Regex searches on text files

Paul R1
14 discussion posts

I've observed another behaviour which I'd like to bring to your attention regarding regex searches. I was finding that my searches were apparently just hanging. After some investigation what I've found is that it's not a hang but rather an exponentially increasing search time when carrying out a regex search on a text file.
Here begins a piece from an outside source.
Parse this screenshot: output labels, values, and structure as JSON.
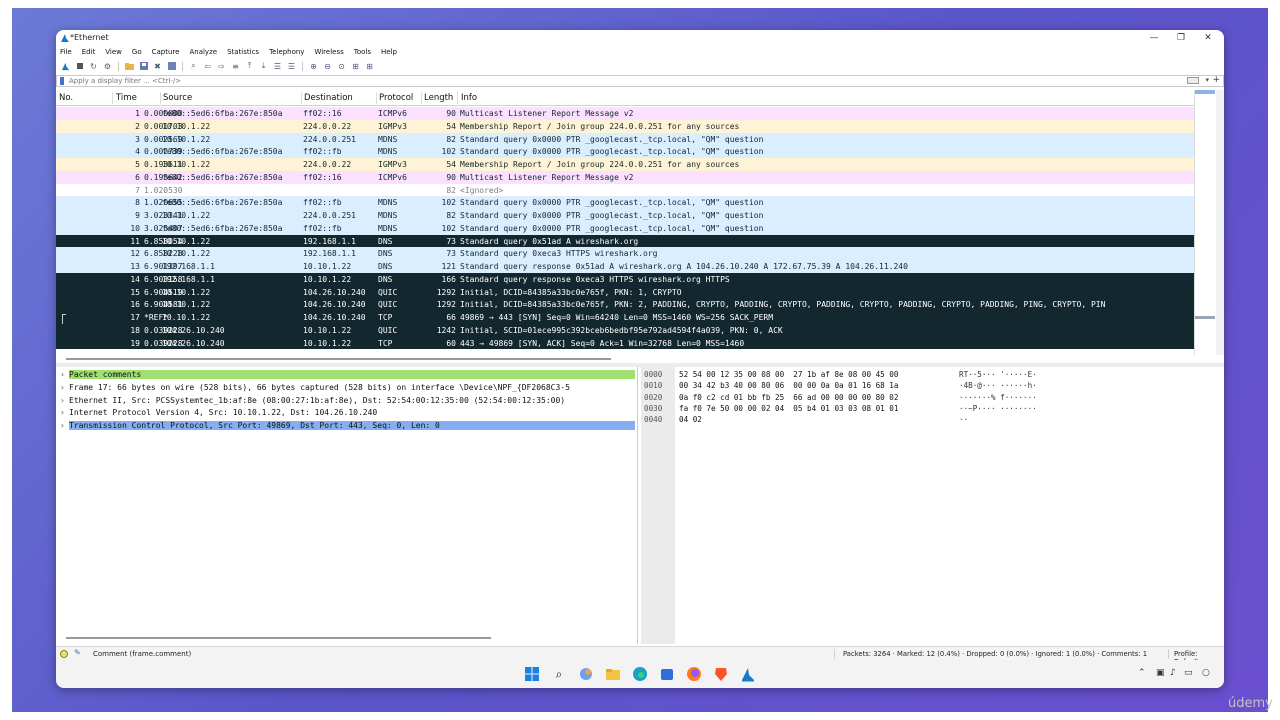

I found it on a very large csv file but the same is true for text files as they use the same handler (query.dll).

Actually it seems to be because I'm using a positive lookahead so it may just be a fact of life but I tried doing a search on a text file that I kept doubling in size with the following results:

test 1 - 20 lines/726 characters - positive lookahead search takes 4.815 seconds
test 2 - 40 lines/14572 characters - positive lookahead search takes 18.884 seconds
test 3 - 80 lines/29144 characters - positive lookahead search takes 75.012 seconds

So typically a doubling of the file size quadruples the search time. Note that if I do a simple regex search on the 80 line file the time is 0.14s compared to 0.13 seconds using a non-regex search so the positive lookahead really kills it. My problem was that my regex search was hitting a file that was about 400Mb in size hence the whole thing appeared to hang.

One other interesting thing I observed was that when I ran such a search, looking at the task manager on my laptop showed that fileseek was consuming about 25% of my CPU cycles. I simply stopped the search and the pause and stop buttons greyed out seemingly indicating that the search had stopped but fileseek continued to consume 25% of the CPU. If I then restarted the search fileseek started to consume 50% of my CPU. Repeating the cycle jumped it another 25%. So apparently stopping the search doesn't stop the thread doing the work and if you do this a few times your computer grinds to a halt. However closing fileseek completely does resolve the problem.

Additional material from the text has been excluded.